Un lieu "indigne" et "inhumain" dans lequel règne une "hygiène déplorable". Aucun superlatif ne semble suffisant à Adeline Hazan, contrôleuse générale des lieux de privation de liberté, pour décrire le quotidien des détenus du centre pénitentiaire de Fresnes, dans le Val-de-Marne. Les rats qui grouillent de jour comme de nuit. "L’odeur persistante de leur pelage, de leurs excréments, de leurs cadavres s’ajoutent à celles de l’amas d’ordures qui jonchent les bâtiments". Les punaises qui envahissent les lits. Les murs recouverts de moisissures et de crasse. Et en "promenade", les détenus obligés d’uriner dans des bouteilles qu’ils projettent  par-dessus le mur, en raison de l’absence de toilettes. Sans compter une surpopulation qui atteint 188%, voire plus de 200% dans certains bâtiments. Plus de la moitié des détenus sont entassés à trois dans des cellules de 10 mètres carrés.

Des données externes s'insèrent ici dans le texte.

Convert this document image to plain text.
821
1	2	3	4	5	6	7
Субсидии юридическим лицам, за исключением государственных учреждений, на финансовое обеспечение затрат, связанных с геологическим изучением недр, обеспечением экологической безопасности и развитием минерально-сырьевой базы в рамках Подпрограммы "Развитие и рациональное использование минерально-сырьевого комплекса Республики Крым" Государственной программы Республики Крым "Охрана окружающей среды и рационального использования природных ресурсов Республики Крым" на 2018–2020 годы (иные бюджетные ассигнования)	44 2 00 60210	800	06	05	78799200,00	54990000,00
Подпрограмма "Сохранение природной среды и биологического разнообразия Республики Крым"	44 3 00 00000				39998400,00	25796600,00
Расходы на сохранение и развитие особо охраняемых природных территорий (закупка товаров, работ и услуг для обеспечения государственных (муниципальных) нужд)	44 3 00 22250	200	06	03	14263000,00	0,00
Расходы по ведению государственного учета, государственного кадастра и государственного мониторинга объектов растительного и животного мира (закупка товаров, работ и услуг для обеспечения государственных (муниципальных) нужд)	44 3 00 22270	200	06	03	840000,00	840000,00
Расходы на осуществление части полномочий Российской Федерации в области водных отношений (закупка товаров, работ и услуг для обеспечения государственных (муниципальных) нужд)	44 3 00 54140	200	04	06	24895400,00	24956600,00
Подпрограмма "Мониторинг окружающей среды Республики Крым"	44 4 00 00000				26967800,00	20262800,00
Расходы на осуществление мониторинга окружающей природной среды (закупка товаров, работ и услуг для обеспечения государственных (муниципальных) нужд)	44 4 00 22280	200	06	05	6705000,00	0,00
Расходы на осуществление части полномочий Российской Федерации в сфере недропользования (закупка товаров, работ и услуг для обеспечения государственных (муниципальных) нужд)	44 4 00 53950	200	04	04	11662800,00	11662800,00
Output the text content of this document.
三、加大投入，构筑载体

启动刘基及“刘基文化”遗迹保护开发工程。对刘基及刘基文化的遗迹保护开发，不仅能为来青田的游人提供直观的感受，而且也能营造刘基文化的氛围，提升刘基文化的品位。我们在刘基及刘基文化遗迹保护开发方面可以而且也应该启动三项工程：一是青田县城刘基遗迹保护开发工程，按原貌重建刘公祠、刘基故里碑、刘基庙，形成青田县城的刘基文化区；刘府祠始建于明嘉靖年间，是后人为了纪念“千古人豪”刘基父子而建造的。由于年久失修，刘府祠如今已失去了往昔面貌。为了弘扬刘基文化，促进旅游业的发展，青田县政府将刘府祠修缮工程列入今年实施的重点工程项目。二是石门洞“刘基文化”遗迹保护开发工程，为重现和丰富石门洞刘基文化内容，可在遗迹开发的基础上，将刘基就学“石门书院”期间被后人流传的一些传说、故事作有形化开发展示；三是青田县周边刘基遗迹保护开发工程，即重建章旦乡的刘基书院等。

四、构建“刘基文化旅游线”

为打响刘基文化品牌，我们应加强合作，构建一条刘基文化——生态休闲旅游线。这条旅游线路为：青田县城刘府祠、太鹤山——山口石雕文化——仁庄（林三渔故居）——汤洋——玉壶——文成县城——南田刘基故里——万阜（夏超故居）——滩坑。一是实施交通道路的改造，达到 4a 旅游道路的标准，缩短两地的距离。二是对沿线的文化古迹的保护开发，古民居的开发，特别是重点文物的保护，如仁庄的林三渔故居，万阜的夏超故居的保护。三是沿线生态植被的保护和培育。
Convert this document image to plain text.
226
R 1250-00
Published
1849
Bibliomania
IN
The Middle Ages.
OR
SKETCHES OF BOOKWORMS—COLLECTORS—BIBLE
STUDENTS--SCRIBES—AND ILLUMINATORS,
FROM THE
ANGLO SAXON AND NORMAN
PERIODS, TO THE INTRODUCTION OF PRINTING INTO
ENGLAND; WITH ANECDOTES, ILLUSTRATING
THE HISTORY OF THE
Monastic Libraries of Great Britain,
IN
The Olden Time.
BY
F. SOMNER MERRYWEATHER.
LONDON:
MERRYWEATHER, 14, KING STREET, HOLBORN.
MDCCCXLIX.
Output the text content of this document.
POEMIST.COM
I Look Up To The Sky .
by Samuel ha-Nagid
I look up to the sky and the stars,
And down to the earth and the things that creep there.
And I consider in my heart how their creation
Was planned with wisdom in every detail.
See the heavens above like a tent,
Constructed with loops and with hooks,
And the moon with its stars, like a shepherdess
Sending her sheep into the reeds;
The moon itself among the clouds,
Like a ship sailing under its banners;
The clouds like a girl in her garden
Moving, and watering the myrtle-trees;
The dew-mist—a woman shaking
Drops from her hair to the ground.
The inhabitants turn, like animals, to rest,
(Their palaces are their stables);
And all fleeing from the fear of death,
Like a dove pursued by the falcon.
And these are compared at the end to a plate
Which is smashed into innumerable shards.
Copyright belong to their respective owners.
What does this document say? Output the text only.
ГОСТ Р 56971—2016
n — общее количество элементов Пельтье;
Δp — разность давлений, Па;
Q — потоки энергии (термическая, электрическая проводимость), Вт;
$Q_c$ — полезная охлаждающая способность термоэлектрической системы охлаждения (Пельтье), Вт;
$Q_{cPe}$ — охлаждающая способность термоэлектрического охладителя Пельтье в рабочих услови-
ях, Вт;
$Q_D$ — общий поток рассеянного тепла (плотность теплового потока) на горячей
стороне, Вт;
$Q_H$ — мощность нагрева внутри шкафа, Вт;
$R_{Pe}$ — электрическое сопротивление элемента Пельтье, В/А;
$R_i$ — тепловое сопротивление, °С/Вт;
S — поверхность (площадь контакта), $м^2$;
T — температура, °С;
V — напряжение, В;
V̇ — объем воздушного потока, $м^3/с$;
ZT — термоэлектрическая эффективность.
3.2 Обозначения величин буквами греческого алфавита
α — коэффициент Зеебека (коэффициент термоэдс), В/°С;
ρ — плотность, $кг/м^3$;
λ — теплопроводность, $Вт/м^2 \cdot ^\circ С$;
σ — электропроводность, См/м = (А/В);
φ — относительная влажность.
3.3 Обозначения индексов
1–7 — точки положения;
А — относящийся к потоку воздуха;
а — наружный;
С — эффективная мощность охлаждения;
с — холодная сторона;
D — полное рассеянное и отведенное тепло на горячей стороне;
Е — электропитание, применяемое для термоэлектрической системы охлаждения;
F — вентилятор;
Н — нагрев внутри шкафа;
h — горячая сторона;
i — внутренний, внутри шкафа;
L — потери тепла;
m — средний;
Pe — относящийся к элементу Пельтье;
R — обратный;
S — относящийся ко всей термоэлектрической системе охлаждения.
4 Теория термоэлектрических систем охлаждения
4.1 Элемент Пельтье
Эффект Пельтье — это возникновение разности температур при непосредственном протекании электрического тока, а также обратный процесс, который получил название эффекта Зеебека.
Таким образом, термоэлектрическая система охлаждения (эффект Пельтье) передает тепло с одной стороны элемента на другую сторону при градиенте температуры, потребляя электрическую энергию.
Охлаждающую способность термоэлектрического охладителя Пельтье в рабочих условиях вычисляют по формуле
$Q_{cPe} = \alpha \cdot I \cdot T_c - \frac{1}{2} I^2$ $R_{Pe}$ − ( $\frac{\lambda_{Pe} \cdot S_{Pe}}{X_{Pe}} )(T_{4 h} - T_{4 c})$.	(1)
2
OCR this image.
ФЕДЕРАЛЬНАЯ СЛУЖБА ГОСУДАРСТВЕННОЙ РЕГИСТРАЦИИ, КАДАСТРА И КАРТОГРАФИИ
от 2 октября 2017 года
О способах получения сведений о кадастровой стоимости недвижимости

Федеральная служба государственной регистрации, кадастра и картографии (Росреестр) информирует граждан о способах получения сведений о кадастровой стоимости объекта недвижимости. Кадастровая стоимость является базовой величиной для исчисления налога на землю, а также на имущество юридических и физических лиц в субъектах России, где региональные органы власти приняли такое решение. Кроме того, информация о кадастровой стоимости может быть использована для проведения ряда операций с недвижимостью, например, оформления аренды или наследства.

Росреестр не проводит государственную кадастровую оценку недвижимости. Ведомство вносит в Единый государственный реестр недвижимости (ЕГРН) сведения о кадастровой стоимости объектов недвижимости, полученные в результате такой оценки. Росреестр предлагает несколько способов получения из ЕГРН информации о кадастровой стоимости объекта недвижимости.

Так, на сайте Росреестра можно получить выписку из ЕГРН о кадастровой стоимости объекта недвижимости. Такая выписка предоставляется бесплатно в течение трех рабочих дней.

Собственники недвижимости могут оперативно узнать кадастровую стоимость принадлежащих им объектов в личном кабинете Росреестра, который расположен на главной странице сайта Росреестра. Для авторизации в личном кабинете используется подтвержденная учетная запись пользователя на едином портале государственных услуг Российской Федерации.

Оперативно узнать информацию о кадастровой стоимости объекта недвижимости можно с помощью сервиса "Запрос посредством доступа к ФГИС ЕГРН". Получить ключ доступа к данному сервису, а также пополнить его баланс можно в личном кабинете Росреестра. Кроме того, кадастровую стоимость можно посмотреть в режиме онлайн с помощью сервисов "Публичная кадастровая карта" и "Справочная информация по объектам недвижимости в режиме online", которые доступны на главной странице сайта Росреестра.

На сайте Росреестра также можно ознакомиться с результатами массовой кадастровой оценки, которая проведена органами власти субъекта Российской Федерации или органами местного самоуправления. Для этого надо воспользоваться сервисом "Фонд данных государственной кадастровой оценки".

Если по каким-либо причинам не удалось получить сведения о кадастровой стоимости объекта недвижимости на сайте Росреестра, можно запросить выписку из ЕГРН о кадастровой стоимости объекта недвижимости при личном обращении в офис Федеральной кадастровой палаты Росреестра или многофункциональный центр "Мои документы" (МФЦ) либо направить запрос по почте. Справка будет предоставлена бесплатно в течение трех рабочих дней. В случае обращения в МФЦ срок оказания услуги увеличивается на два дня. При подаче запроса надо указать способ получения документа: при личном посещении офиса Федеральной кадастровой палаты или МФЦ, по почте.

Catastrophée par cette "violation grave des droits fondamentaux", Adeline Hazan a publié mercredi en urgence des recommandations au Journal Officiel afin que l'Etat se saisisse en priorité du dossier. Une procédure rare, utilisée précédemment à la prison des Baumettes de Marseille ou à celles de Nouméa. "Ces conditions de vie sont indignes et portent directement atteinte à la santé des personnes, personnel et détenus", écrit dans son rapport la contrôleuse générale. Cette année, deux cas de leptospirose, une maladie infectieuse liée à la présence des rats, ont été signalés à l’Institut national de veille sanitaire et un gardien a dû prendre un traitement préventif après avoir découvert un animal dans son lit.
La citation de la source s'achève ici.